The market hardly reacted to the numbers with new selling in spite of corn’s intimidatingly large ending stocks numbers. Perhaps all the sellers are already short corn? In fact, corn prices actually rallied Tuesday to 5c gains after starting lower, so apparently the report didn’t seem bearish corn to traders as we are already near 10-year lows.

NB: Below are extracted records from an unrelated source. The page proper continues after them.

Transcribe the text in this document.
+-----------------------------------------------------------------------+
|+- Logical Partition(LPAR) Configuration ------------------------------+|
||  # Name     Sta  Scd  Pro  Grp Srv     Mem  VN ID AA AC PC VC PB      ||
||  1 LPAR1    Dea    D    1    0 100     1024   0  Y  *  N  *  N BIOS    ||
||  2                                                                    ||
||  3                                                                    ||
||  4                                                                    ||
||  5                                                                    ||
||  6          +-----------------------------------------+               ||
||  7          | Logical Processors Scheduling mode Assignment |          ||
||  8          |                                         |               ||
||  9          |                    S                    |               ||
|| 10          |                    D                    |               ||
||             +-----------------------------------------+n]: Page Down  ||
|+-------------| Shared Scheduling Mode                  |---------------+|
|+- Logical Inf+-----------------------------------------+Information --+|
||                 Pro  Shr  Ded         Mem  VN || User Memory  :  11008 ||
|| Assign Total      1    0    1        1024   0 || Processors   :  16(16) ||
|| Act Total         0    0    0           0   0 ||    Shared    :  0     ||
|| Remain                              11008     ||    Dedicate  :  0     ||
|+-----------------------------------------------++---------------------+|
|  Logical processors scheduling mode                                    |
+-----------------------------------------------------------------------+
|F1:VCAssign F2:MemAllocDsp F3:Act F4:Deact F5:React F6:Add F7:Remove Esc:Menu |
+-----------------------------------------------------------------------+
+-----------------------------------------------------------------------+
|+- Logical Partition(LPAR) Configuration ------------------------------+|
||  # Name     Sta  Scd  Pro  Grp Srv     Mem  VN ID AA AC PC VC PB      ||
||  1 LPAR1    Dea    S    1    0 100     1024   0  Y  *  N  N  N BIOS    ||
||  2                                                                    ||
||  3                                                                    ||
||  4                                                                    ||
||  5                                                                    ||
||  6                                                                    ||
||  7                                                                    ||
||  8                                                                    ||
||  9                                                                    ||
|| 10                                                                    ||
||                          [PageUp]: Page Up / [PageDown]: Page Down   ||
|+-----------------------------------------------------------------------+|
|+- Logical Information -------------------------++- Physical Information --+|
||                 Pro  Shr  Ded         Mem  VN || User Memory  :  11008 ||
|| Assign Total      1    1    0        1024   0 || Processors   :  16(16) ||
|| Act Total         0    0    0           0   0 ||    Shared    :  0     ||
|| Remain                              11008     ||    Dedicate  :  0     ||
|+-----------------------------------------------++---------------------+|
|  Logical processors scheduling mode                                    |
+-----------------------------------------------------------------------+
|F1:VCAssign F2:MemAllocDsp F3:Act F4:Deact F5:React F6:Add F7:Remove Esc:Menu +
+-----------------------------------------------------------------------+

Weather forecasts continue to call for another week of very cold weather in the Midwest, with about normal precip favoring the central/eastern part of the country. Today there is rain in Kansas, Oklahoma, Texas, and Arkansas and snow in Montana and South Dakota. Day 8-14 forecasts call for much warmer temps and still wet areas in the central U.S., but some dry areas will also emerge. Overall, this is not a bad forecast for the growing crops, but it isn’t ideal either as warm/wet weather after planting is done is generally the best forecast to get the crop advanced in progress early so it can harness the sun on the longest days of the year. But with current freezing temps in much of the northern U.S., it’s unlikely much germination or growth is occurring.
Planting progress is moving along, albeit much slower than the first 2 weeks of the planting season (the previous 2 weeks). Corn is 67% planted, 11% ahead of normal while emergence is 24%, only 2% ahead of normal. Soybean planting is 38% complete, 15% ahead of normal while cotton planting is 32%, 5% ahead of normal. Sorghum is 28% planted (2% behind normal), sugarbeets 60% planted (22% behind), HRS wheat 42% planted (21% behind), and barley 60% planted (8% behind normal). Northern tier states are struggling the most due to the cold temps.
The winter wheat crop conditions declined 2% yesterday to 53% G/E, with the Pro Ag yield model declining another 0.17 bu/acre to 51.2 bu. So the crop continues to decline as we enter more crucial weeks for the growing crop. If that continues, at some point it will become friendly wheat prices.
While agricultural fundamentals are important to final price determination, perhaps in 2020 they are less important than almost any other year in the last few decades. That’s because the U.S. economy is in shambles at 15% unemployment, and an expectation it will go higher still in coming months. While many media outlets seem to expect that to worsen markets, markets don’t seem to be expressing the same sentiment. In fact, stock markets have rallied quite a bit from lows in March, up from the 18,000 low in the Dow to 24,000 today, and momentum still up. With corn rallying on news of well over 3 billion bushel carryout, we are starting to wonder if even the most bearish U.S. grain — corn — is acting the same way.
Perhaps we have only one way to go — up? The old saying is, “It’s always darkest at the dawn.” Hopefully that is true, not only for the U.S. economy and stock market — but agriculture as well.